The 7 Deadly Sins of Performance Measurement

May 3rd, 2007 at 02:36am David Bush - Iasta

As with any business function, measurement in eSourcing is a fundamental key to success, but only if done right. That’s why the article on The 7 Deadly Sins of Performance Measurement and How to Avoid Them in a recent issue of the MIT Sloan Management Review is a must-read for e-Sourcing program managers. As the article points out, operational performance measurement remains an unsolved problem, as there are still a multitude of systems out there and generally no indication as to which one is the right one for your business. Nonetheless, even if the best way, and the best set of metrics to use, is unclear, there are definitely wrong ways to go about the problem.

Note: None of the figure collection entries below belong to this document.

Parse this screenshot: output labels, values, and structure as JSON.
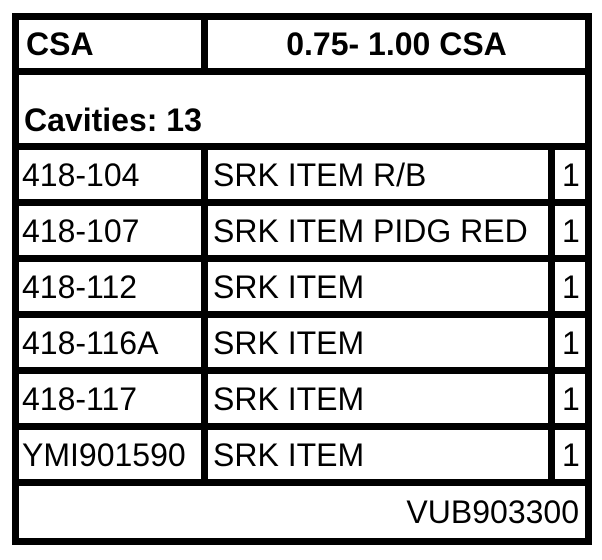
{
  "header": {
    "left": "CSA",
    "right": "0.75- 1.00 CSA"
  },
  "cavities_label": "Cavities: 13",
  "rows": [
    {
      "part": "418-104",
      "desc": "SRK ITEM R/B",
      "qty": "1"
    },
    {
      "part": "418-107",
      "desc": "SRK ITEM PIDG RED",
      "qty": "1"
    },
    {
      "part": "418-112",
      "desc": "SRK ITEM",
      "qty": "1"
    },
    {
      "part": "418-116A",
      "desc": "SRK ITEM",
      "qty": "1"
    },
    {
      "part": "418-117",
      "desc": "SRK ITEM",
      "qty": "1"
    },
    {
      "part": "YMI901590",
      "desc": "SRK ITEM",
      "qty": "1"
    }
  ],
  "footer": "VUB903300"
}
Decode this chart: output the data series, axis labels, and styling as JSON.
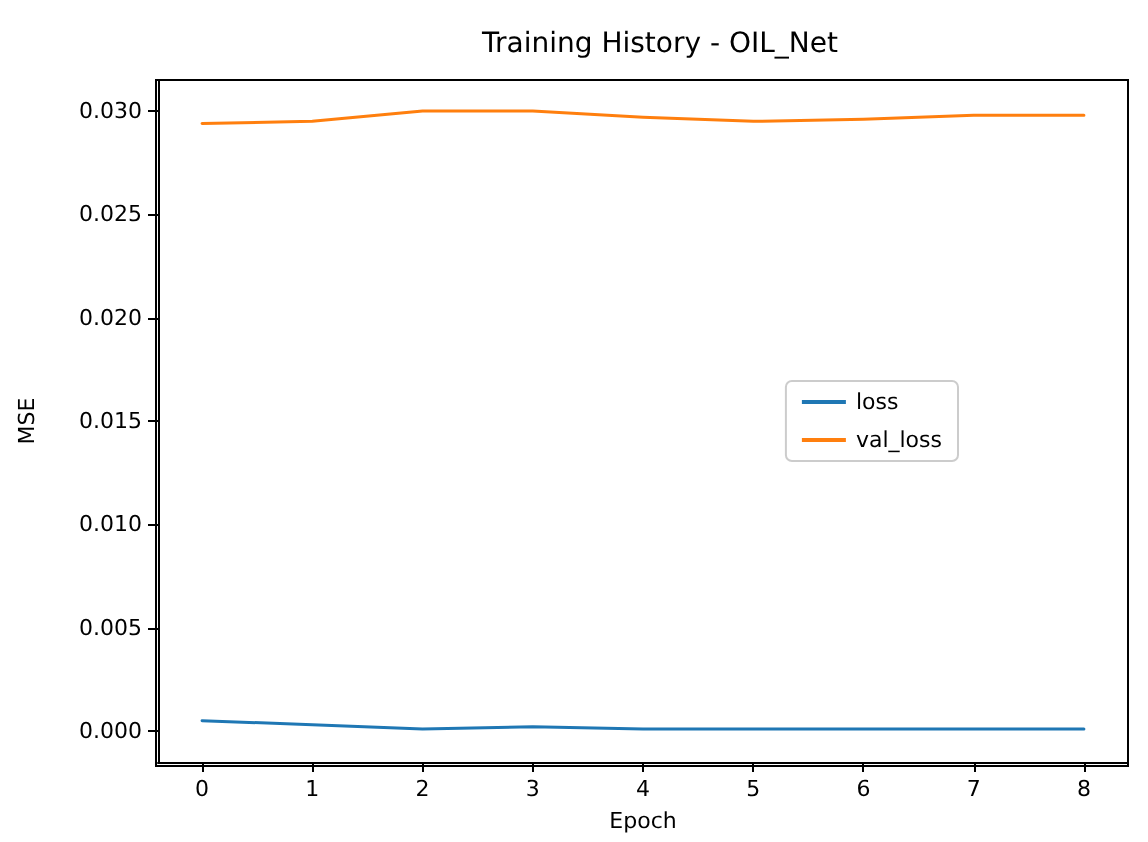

Avoiding the wrong way starts with avoiding the seven common, but deadly, mistakes pointed out by Michael Hammer in his article. These are:

  • Vanity
    Don’t just use measures that will inevitably make the organization, its people, and especially its managers, look good. Every organization has weaknesses, and the key to becoming best in class is improving upon them. However, you cannot improve upon a weakness you cannot identify.
  • Provincialism
    Organizational boundaries and concerns should not dictate performance metrics.
  • Narcissism
    Organizations often measure from their point of view when they should be measuring from their customer’s point of view.
  • Laziness
    Many organizations assume they know what is important to measure without giving it adequate thought or effort.
  • Pettiness
    Measuring only a small component of what is important.
  • Inanity
    Implementing metrics without giving any thought to the consequences of these metrics on human behavior and, ultimately, on enterprise performance. People in an organization will seek to improve a metric they are told is important, especially if they are compensated for it, even if doing so has counter-productive consequences.
  • Frivolity
    Not being serious about measurement in the first place.

So what can an organization do to avoid the seven deadly sins? The author offers four key steps.

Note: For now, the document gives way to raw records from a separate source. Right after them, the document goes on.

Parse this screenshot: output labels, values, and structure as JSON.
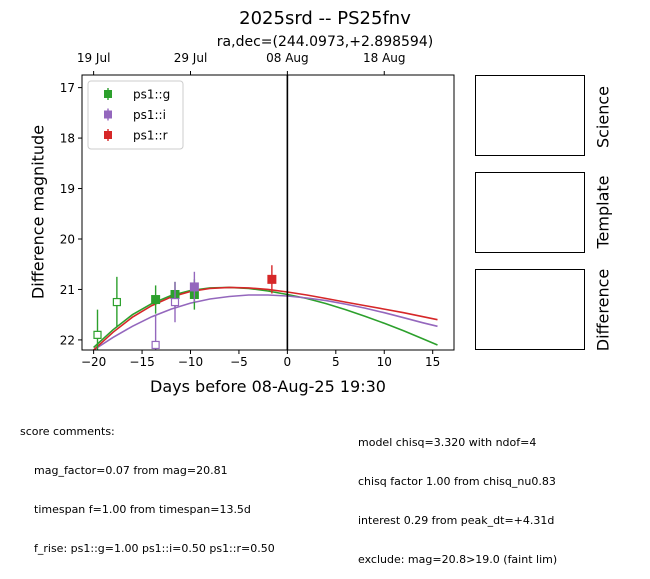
{
  "title": "2025srd -- PS25fnv",
  "subtitle": "ra,dec=(244.0973,+2.898594)",
  "chart_data": {
    "type": "scatter",
    "xlabel": "Days before 08-Aug-25 19:30",
    "ylabel": "Difference magnitude",
    "xlim": [
      -21.2,
      17.2
    ],
    "ylim": [
      22.2,
      16.75
    ],
    "x_ticks": [
      -20,
      -15,
      -10,
      -5,
      0,
      5,
      10,
      15
    ],
    "x_tick_labels": [
      "−20",
      "−15",
      "−10",
      "−5",
      "0",
      "5",
      "10",
      "15"
    ],
    "y_ticks": [
      17,
      18,
      19,
      20,
      21,
      22
    ],
    "y_tick_labels": [
      "17",
      "18",
      "19",
      "20",
      "21",
      "22"
    ],
    "top_axis": {
      "ticks": [
        -20,
        -10,
        0,
        10
      ],
      "labels": [
        "19 Jul",
        "29 Jul",
        "08 Aug",
        "18 Aug"
      ]
    },
    "vline_x": 0,
    "legend_position": "upper-left",
    "series": [
      {
        "name": "ps1::g",
        "color": "#2ca02c",
        "detections": [
          {
            "x": -13.6,
            "y": 21.2,
            "err": 0.28
          },
          {
            "x": -11.6,
            "y": 21.1,
            "err": 0.25
          },
          {
            "x": -9.6,
            "y": 21.1,
            "err": 0.3
          }
        ],
        "limits": [
          {
            "x": -19.6,
            "y": 21.9,
            "err": 0.5
          },
          {
            "x": -17.6,
            "y": 21.25,
            "err": 0.5
          }
        ],
        "model": [
          [
            -20,
            22.15
          ],
          [
            -18,
            21.8
          ],
          [
            -16,
            21.5
          ],
          [
            -14,
            21.28
          ],
          [
            -12,
            21.12
          ],
          [
            -10,
            21.02
          ],
          [
            -8,
            20.97
          ],
          [
            -6,
            20.96
          ],
          [
            -4,
            20.98
          ],
          [
            -2,
            21.03
          ],
          [
            0,
            21.1
          ],
          [
            2,
            21.18
          ],
          [
            4,
            21.28
          ],
          [
            6,
            21.4
          ],
          [
            8,
            21.53
          ],
          [
            10,
            21.67
          ],
          [
            12,
            21.82
          ],
          [
            14,
            21.98
          ],
          [
            15.5,
            22.1
          ]
        ]
      },
      {
        "name": "ps1::i",
        "color": "#9467bd",
        "detections": [
          {
            "x": -9.6,
            "y": 20.95,
            "err": 0.3
          }
        ],
        "limits": [
          {
            "x": -13.6,
            "y": 22.1,
            "err": 0.6
          },
          {
            "x": -11.6,
            "y": 21.25,
            "err": 0.4
          }
        ],
        "model": [
          [
            -20,
            22.2
          ],
          [
            -18,
            21.95
          ],
          [
            -16,
            21.73
          ],
          [
            -14,
            21.54
          ],
          [
            -12,
            21.39
          ],
          [
            -10,
            21.27
          ],
          [
            -8,
            21.19
          ],
          [
            -6,
            21.14
          ],
          [
            -4,
            21.11
          ],
          [
            -2,
            21.11
          ],
          [
            0,
            21.13
          ],
          [
            2,
            21.17
          ],
          [
            4,
            21.22
          ],
          [
            6,
            21.29
          ],
          [
            8,
            21.37
          ],
          [
            10,
            21.46
          ],
          [
            12,
            21.56
          ],
          [
            14,
            21.66
          ],
          [
            15.5,
            21.73
          ]
        ]
      },
      {
        "name": "ps1::r",
        "color": "#d62728",
        "detections": [
          {
            "x": -1.6,
            "y": 20.8,
            "err": 0.28
          }
        ],
        "limits": [],
        "model": [
          [
            -20,
            22.2
          ],
          [
            -18,
            21.85
          ],
          [
            -16,
            21.55
          ],
          [
            -14,
            21.32
          ],
          [
            -12,
            21.15
          ],
          [
            -10,
            21.04
          ],
          [
            -8,
            20.98
          ],
          [
            -6,
            20.96
          ],
          [
            -4,
            20.97
          ],
          [
            -2,
            21.0
          ],
          [
            0,
            21.05
          ],
          [
            2,
            21.11
          ],
          [
            4,
            21.18
          ],
          [
            6,
            21.25
          ],
          [
            8,
            21.32
          ],
          [
            10,
            21.39
          ],
          [
            12,
            21.46
          ],
          [
            14,
            21.54
          ],
          [
            15.5,
            21.6
          ]
        ]
      }
    ]
  },
  "panels": {
    "science": "Science",
    "template": "Template",
    "difference": "Difference"
  },
  "score_comments": {
    "header": "score comments:",
    "lines": [
      "mag_factor=0.07 from mag=20.81",
      "timespan f=1.00 from timespan=13.5d",
      "f_rise: ps1::g=1.00 ps1::i=0.50 ps1::r=0.50"
    ]
  },
  "model_comments": {
    "lines": [
      "model chisq=3.320 with ndof=4",
      "chisq factor 1.00 from chisq_nu0.83",
      "interest 0.29 from peak_dt=+4.31d",
      "exclude: mag=20.8>19.0 (faint lim)"
    ]
  }
}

  1. Decide what to measure
    Select the right things to measure, those aspects of organizational performance that are both controllable and important to achieving success.
  2. Measure the right way
    Use metrics that capture the essence of what needs to be measured in a usable form.
  3. Use metrics systematically
    Embed the metrics in a disciplined process for performance improvement.
  4. Create a measurement-friendly culture
    The organization must encourage the disciplined use of metrics for ongoing performance improvement rather than regarding them as threats to be feared or opponents to be vanquished.

Entry Filed under: General, Supplier Performance, Supply Management Best Practices

1 Comment Add your own

  • 1. Adam Smith  |  May 3rd, 2007 at 7:21 pm

    ….and of course the whole point of metrics is so that you can actually do something to improve deficient areas within your business, or that of a supplier/customer. Too often I have seen sophisticated performance metrics being used and pretty pie and bar charts displaying results but often it ends there. The key is to analyse the metrics and place accountable actions against areas and make sure they are carried out. Then within a period of time you will be able to see whether your corrective actions have done the trick. No point measuring for measurement sake just because ISO says you have to.